I’ve got 2 1/2 months until I need the document anyway. Maybe I should get a haircut first.

But this upcoming Tokyo trip is a huge deal for me, a potential life-changer. So for a few minutes this morning I felt impatient and considered trying to re-shoot my passport photo myself.
And while I thought about how to take the passport self portrait, I looked in my bathroom mirror to see how presentable I was.
Then I remembered it was Martin Luther King Day.
So as I looked over my face, noted my features and how they have aged in nearly 48 years, I asked myself a pretty serious question: Does the color of my face matter any more now than it did when I was four years old and this great man was still alive, still fighting for all of our rights and, more importantly, for our dignity?
“Yes,” was the brutally honest answer I gave myself, as my eyes welled up with tears.

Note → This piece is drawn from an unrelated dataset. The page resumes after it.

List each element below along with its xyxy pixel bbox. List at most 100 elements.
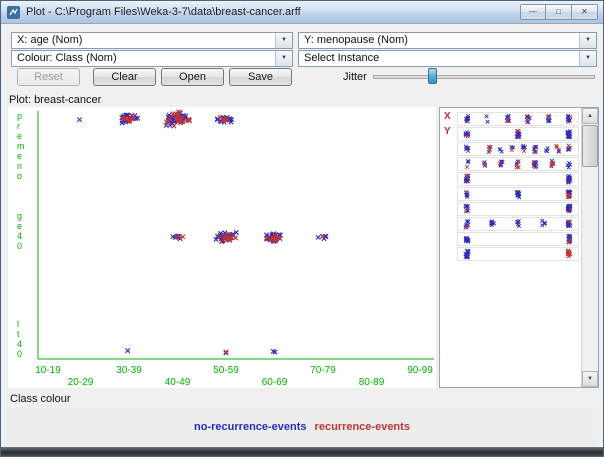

And they were tears for this great man, tears for myself, and tears for the state of things that makes the color of my skin perhaps more important to some people now than it was when that coward shot my hero down in Memphis on an April evening in 1968.

judi (@togainunochi)
/ January 17, 2012It’s unfortunate that there are as many cowards as there are heroes, or perhaps there are more cowards. I have seen to many of my heroes fall in my life time. I keep hoping that it will stop. Then again, I’ve been hoping for a long time that color, shape, size, etc would mean nothing. That we could greet our fellow man with nothing but open arms.
Dan Ryan
/ January 17, 2012Well said.
Dave
/ January 18, 2012I was in the third grade when he was assassinated, and then a few months later, RFK. when King was gunned down, they sent us all home from school for fear of rioting that might have broken out. NYC actually stayed very calm as opposed to other sections of the country which lit up like a massive bonfire.
Dan Ryan
/ January 19, 2012It was a wretched time, from which we have yet to recover.
@Crank_Dub
/ January 25, 2012I don’t think they rejected the photo just because of the background Dan (although it’s certainly wrong). A.f.a i.k. you’re not allowed to smile in passport photos either.
The reason for this is that the saliva produced by smiling might stick the pages of the passport together resulting in a delay of o.38 seconds per passport at passport control. When extrapolated out to all the passports in all the airports in America it would result in a delay equivalent to all the passengers on the Titanic travelling to the moon and back 48,963 times a year. This would be grossly unfair on Kate Winslet.
Dan Ryan
/ January 25, 2012I’m sure that this is correct in the reality in which you currently find yourself, Crank Man.